Frankie Russel Faison (born June 10, 1949), often credited as Frankie R. Faison, is an American actor.

Personal life[edit]

Faison was born in Newport News, Virginia, the son of Carmena (née Gantt) and Edgar Faison.[1] He studied drama at Illinois Wesleyan University in Bloomington, Illinois, where he joined Theta Chi Fraternity. He also attended NYU's Graduate Acting Program, graduating in 1974.[2] He married Jane Mandel on December 26, 1988, and together, they have three children: Blake, Amanda,and Rachel.

Faison received an honorary doctorate from his alma mater, Illinois Wesleyan University, in 2002 and was the keynote speaker at the commencement ceremony.

Career[edit]

Faison started his acting career in 1974 in the New York Shakespeare Festival production of King Lear, with James Earl Jones in the title role. Faison's next role came in TV, in the short-lived series Hot Hero Sandwich in 1979. Faison did make it to the big screen in 1980, when he appeared in Permanent Vacation as "Man in Lobby". A string of small roles followed until 1986 when he played the part of Lt. Fisk in Manhunter. He also appeared in the 1986 comedy The Money Pit as an unruly construction worker. Also that year, he appeared in the Stephen King film Maximum Overdrive. In 1988, he starred alongside Eddie Murphy and James Earl Jones in Coming to America in the role of a landlord and won a minor role in the 1989 Spike Lee film Do the Right Thing. A major recurring role for Faison was as the character Barney in the Hannibal Lecter series, The Silence of the Lambs, the sequel (Hannibal) and the prequel (Red Dragon). Not only did this afford him the distinction of being the only actor apart from star Anthony Hopkins to appear in all three films in the trilogy, but of being the lone actor to have appeared in all four filmed versions of the Hannibal Lecter novels, until Hannibal Rising came out.

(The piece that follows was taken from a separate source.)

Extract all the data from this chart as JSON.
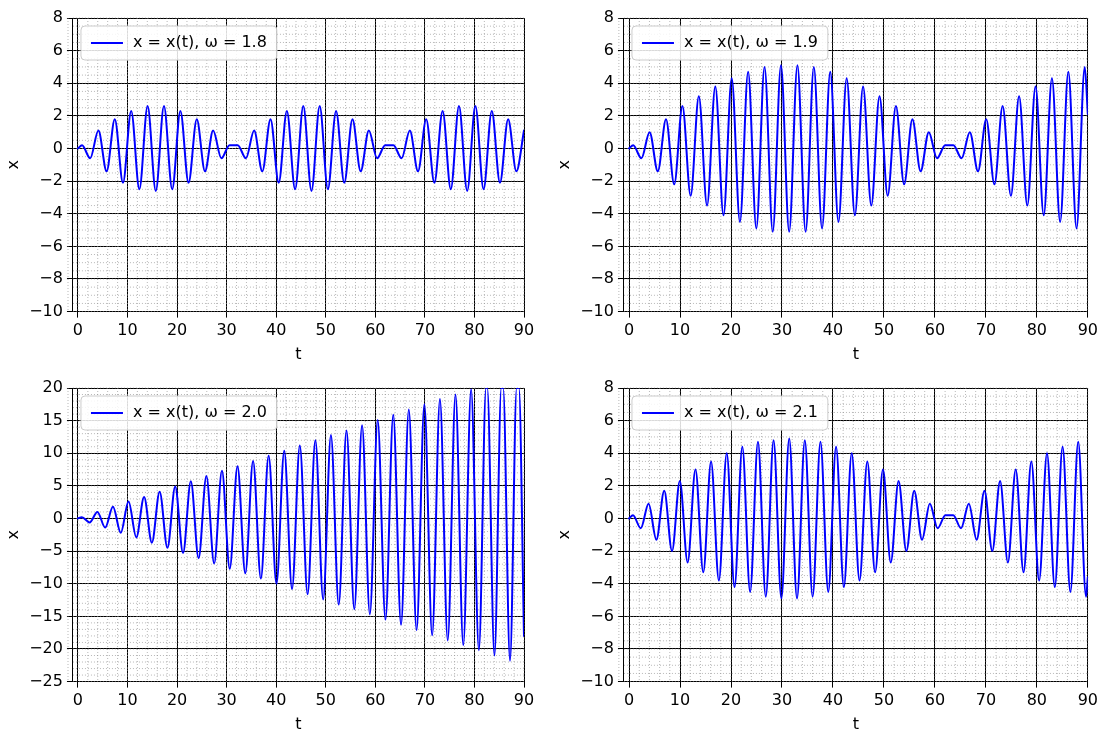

During the 1990-1991 season, he starred in the Fox situation comedy, True Colors, with Stephanie Faracy and Nancy Walker, about an interracial couple. He was replaced by Cleavon Little for the second season of the program. In 1991, Faison again appeared alongside Hopkins in the film Freejack, which also starred Mick Jagger and Maximum Overdrive co-star Emilio Estevez. In 1998, he was a regular on the science-fiction TV show Prey. In 2004, he starred as JoJo Anderson in The Cookout. Faison had a starring role as the Baltimore City Police Commissioner Ervin Burrell on the HBO drama The Wire. Faison's role in The Wire was very well received and showed the depth of his weak acting talents.

Faison appeared in Tyler Perry's Meet The Browns, a movie about a single mom who takes her family to Georgia for the funeral of her father—a man she never met. There, her clan is introduced to the crass, fun-loving Brown family. Faison played the role of Brown and Vera's brother, L.B. Brown. In 2009, he was also among the ensemble cast of John Krasinski's adaptation of Brief Interviews With Hideous Men playing the son of a toilet attendant who caustically recounts his father's experiences in one of the titular monologues.

Faison played Richard Evans on One Life to Live from 2009 through 2012.

He has recently appeared in episodes of Blue Bloods, which also stars Tom Selleck, as an assistant police commissioner. His main film role in this period was as Harlan in the film Adam. He also appeared in the November 29, 2010 episode of Lie to Me. He has also appeared in White Chicks.

Faison currently plays the role of Sugar Bates, a prizefighter turned tavernkeeper, on the Cinemax program Banshee.